This is a wonderful and tasty way to use up leftover chicken, served up in a pie, with succulent mushrooms in a lovely creamy sauce. Eat it with steamed green beans and lots of mashed potato, with any leftover sauce served on the side.
Serves: 3-4 people
- 2 banana shallots, finely chopped
- leaves from a small sprig of thyme
- 1 clove of garlic, peeled and finely grated
- 1 rasher of back bacon, cut into lardons
- 100g button mushrooms, cut in half
- 300g cold cooked chicken, torn into mouthful size pieces
- 300ml chicken stock or gravy
- 1 tbsp plain flour
- 1 tbsp crème fraîche
- 1 tbsp olive oil
- 125g plain flour
- 60g cold butter, cut into cubes
- 1 egg, beaten
- 1 tbsp cold water
- pinch of salt and white pepper
You will need:
- a small pie dish approximately 18cm in diameter.
- Add the flour and butter to a food processor and blitz it for a few seconds, until you have a fine crumb.
- In a small bowl, mix half the beaten egg with 1 tbsp cold water, and add a pinch of salt and pepper. Keep the other half of the beaten egg for glazing the pastry.
- Turn on the food processor and add the egg and water mixture. After a few seconds it will start to come together in a ball of pastry. Now stop and remove the ball of pastry and any stray bits that haven’t attached themselves to the main ball. Don’t be tempted to keep processing until all the bits come together or else the pastry will become over worked, and end up tough.
- Form the pastry into a flat disk about 1cm thick, wrap in cling film, and put in the fridge for at least 20 minutes, while you make the filling.
- Heat a non stick sauté pan over a medium heat, and add the bacon lardons and half of the oil, and cook them until they start to brown – about 2-3 minutes.
- Now add the chopped shallots and thyme leaves, stir them into the bacon, and cook until the shallot starts to turn translucent.
- Take the onion and bacon out of the pan and set aside.
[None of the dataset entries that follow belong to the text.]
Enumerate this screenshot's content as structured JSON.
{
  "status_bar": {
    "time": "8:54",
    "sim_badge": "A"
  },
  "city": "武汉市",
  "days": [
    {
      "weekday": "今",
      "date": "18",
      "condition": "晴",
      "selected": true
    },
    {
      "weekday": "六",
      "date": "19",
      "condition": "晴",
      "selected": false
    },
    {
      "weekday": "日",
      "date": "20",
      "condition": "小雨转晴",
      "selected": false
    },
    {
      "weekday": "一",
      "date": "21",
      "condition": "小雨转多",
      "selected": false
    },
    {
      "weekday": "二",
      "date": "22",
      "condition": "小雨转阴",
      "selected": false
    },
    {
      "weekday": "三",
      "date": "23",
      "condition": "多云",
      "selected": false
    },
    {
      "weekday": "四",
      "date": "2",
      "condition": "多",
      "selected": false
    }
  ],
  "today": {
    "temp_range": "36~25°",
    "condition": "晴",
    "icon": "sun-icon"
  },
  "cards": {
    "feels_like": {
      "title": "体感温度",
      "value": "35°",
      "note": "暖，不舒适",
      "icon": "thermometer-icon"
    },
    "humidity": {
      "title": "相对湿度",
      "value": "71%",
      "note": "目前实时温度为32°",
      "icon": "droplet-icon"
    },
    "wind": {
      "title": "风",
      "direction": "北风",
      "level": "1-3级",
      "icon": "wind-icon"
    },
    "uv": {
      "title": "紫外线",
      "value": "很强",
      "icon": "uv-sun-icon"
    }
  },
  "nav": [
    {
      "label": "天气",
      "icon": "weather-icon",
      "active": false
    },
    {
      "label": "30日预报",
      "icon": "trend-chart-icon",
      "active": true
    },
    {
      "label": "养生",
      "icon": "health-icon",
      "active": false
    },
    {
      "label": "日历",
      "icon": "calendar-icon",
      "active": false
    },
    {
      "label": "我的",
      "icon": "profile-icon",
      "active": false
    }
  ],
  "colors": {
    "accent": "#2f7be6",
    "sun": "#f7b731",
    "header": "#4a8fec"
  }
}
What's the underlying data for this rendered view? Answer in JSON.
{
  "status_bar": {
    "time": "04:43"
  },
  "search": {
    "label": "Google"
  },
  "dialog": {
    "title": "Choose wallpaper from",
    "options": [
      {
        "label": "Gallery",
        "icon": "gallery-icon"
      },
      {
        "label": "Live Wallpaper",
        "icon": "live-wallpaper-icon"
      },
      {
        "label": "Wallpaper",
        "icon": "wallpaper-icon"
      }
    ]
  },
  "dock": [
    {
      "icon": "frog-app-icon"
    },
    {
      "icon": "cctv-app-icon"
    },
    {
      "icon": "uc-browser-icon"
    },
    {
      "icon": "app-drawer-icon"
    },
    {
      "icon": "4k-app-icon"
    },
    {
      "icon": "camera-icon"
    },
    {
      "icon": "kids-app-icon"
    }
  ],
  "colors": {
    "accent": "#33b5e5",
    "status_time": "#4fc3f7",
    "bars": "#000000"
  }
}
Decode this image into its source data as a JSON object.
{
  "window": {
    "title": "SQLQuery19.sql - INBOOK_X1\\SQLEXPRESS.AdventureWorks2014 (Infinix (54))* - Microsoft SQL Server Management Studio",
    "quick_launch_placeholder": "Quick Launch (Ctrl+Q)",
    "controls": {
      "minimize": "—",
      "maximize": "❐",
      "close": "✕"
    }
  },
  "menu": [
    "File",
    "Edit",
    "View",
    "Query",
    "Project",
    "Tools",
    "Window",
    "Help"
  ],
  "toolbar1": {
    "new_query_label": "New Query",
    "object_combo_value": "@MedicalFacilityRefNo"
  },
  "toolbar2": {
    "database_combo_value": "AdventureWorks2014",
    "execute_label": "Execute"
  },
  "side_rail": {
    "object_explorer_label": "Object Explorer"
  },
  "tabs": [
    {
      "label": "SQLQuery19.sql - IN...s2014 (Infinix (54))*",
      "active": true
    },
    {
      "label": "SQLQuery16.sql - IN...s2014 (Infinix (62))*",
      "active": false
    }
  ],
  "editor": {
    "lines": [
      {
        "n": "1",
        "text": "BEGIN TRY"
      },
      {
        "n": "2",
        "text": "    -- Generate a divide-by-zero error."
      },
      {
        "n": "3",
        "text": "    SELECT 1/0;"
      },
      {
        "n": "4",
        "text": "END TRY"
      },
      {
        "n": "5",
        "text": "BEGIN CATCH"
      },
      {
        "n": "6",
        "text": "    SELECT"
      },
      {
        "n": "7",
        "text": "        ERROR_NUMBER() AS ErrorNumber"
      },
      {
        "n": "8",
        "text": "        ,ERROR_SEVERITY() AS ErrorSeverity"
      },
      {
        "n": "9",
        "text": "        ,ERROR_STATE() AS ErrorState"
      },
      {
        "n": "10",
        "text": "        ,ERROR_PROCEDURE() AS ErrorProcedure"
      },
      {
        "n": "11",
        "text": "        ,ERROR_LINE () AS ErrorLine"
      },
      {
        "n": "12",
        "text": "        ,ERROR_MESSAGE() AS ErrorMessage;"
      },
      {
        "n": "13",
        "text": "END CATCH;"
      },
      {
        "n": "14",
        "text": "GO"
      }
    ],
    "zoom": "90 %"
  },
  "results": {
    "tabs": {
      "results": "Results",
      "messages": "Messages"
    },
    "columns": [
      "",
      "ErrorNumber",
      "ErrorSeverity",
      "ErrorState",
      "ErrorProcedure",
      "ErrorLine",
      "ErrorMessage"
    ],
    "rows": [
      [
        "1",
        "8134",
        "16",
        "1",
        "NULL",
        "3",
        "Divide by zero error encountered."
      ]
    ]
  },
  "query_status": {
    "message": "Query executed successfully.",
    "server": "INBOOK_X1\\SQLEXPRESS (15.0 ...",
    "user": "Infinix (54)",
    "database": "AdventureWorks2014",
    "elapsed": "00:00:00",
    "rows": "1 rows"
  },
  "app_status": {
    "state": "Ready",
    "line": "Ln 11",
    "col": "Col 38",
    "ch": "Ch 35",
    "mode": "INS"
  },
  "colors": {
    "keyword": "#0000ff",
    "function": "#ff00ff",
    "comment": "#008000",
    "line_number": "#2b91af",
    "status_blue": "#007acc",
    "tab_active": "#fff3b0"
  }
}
- Add the remaining oil and mushrooms to the pan and cook until they are nicely browned and cooked through.
- Return the onion and bacon to the pan, also stir in the chicken and grated garlic and mix well.
- Now sprinkle, the flour over the mixture and stir in so everything is well coated with the flour.
- Pour the stock into the pan, mix well, and continue to stir until the mixture thickens and starts to bubble.
- Turn down the heat, cover the pan and simmer slowly for 10 minutes, stirring occasionally.
- Turn off the heat, mix in the crème fraîche, and leave to cool for 20 minutes.
- When the mixture is cool, use a slotted spoon to put the mixture into the pie dish. This will leave the creamy gravy in the sauté pan – use this to top up the the pie dish. Any gravy left over can be served on the side.
- Roll out the pastry on a floured board and cover the pie dish. crimp the edges with a finger and thumb and brush the remaining beaten egg over the pastry. Don’t forget to make a small hole in the middle of the pastry to let out the steam.
- Heat the oven to 200°C/180°C fan/Gas 400°F, and bake the pie in the middle of the oven for 30 minutes or until the crust is golden.